}

Sunday, July 28, 2019

Remembering ‘Red Summer’


July 27, 1919 was a hot day in Chicago, and people did as they’ve always done in hot weather: They went swimming in Lake Michigan. That day, 17-year-old Eugene Williams, who was black, either drifted or swam (accounts differ) near the “white” area of the beachfront. White people were enraged, someone threw a rock that struck Williams in the head, and he drowned. That lead to a week of rioting in Chicago that left 38 people dead (23 black 15 white) and more than 500 people injured. Yet I never heard of it this until this year, and I know that I’m not alone in that. Ignorance of incidents the USA’s racist past isn’t unique—many people have it, and it’s one reason why the USA continues to be plagued by racism. We must be and do better.

After Eugene Williams was killed, (black) witnesses pointed to the (white) person they accused of being the one who threw the rock. Police refused to act. Instead, they arrested a black man. Fights broke out on the beach immediately, and over the next week it resulted in some of the worst violence of a summer filled with racist violence. The violence that year was so bad that it was dubbed “Red Summer”, apparently so-named because of all the blood spilled.

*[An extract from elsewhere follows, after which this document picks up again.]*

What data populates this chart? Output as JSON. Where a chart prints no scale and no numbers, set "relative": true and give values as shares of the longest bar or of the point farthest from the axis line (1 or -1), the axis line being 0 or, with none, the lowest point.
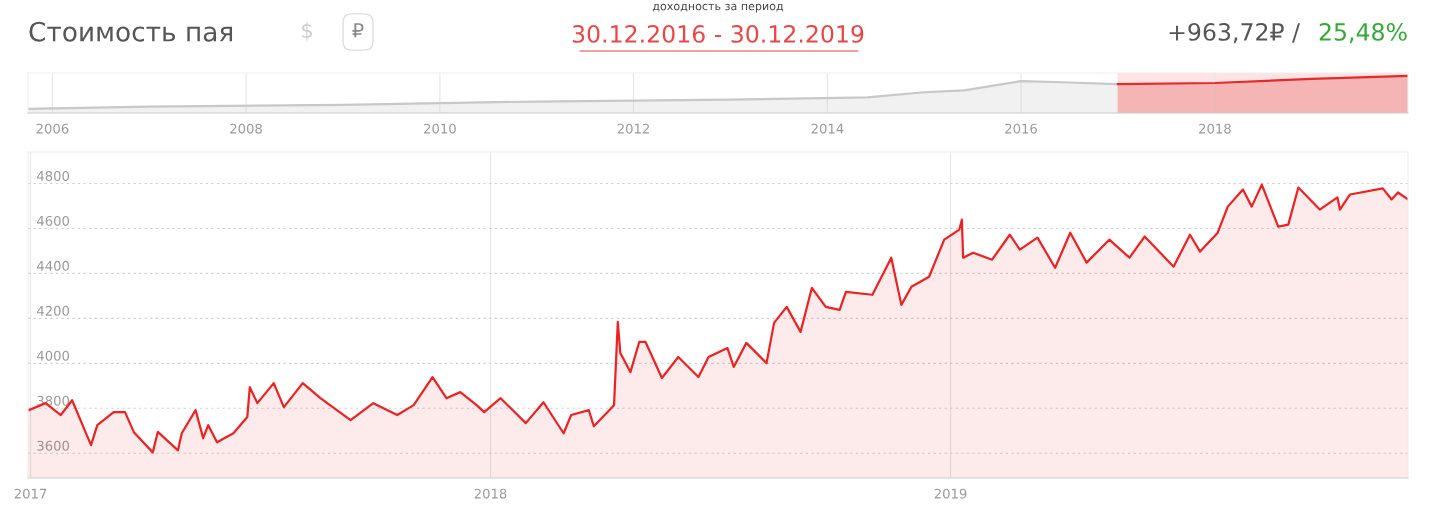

There were some 38 anti-black riots across the USA, and such racist attacks weren’t unusual. What made that summer’s riots unique was that it as the first time that black people fought back. That year, more than 165 people, most of them black, were killed. Thanks to a series of stories from the Associated Press, I finally learned about all this (the video up top is related to that series).

I think I know why I never heard about Red Summer: The problem with racism has never gone away.

When I was a young boy, racist violence in my corner of Illinois was common, so much so that it seemed there was some racial confrontation going on all the time. On August 5, 1966, Rev. Martin Luther King, Jr. led a protest March in Chicago’s Marquette Park, a white, working class neighbourhood. King had led other marches in Chicago, and had met white protesters, many carrying Confederate flags or swastikas. King said, "I have never seen — even in Mississippi and Alabama — mobs as hostile and as hate-filled as I've seen here in Chicago". That remark, while accurate, was not liked by white people.

The month after Dr. King’s march, the head of the American Nazi Party led a protest in the area, apparently with far more support than he usually got. He was killed by a disgruntled ex-member of his group the next year. In 1970, a new group for American nazis was formed and it was headquartered in Marquette Park, and for the better part of the next 20 years there was ongoing racial violence in that area.

Considering the ongoing racist violence in Chicago and Illinois, it’s not that surprising that people simply forgot about Red Summer. Dr. King’s march was roughly 47 years after Eugene Williams was killed. Racist violence continued for years, including, in one form or another, even after I left Chicago.

If you add it all up, it’s not in any way surprising that the Chicago events of Red Summer weren’t ever talked about—so much had happened since then, and racial division and racist violence is still a problem in the city to this day (the murder of Laquan McDonald is probably the best-known example in recent years). For Illinoisans, Red Summer wasn’t exceptional, and to me, that’s the greatest tragedy of all.

We must be and do better

1 comment:

rogerogreen said...

Violence against black people after the beginning of WWI was great. You had Birth of a Nation (1915), which stirred up the Klan, soldiers after the war attacked and killed, the Tulsa incident in 1921, the 1923 Rosewood massacre, plus your everyday lynching and beatings.

So the violent talk of the Twit-in-Chief and his minions is especially disturbing.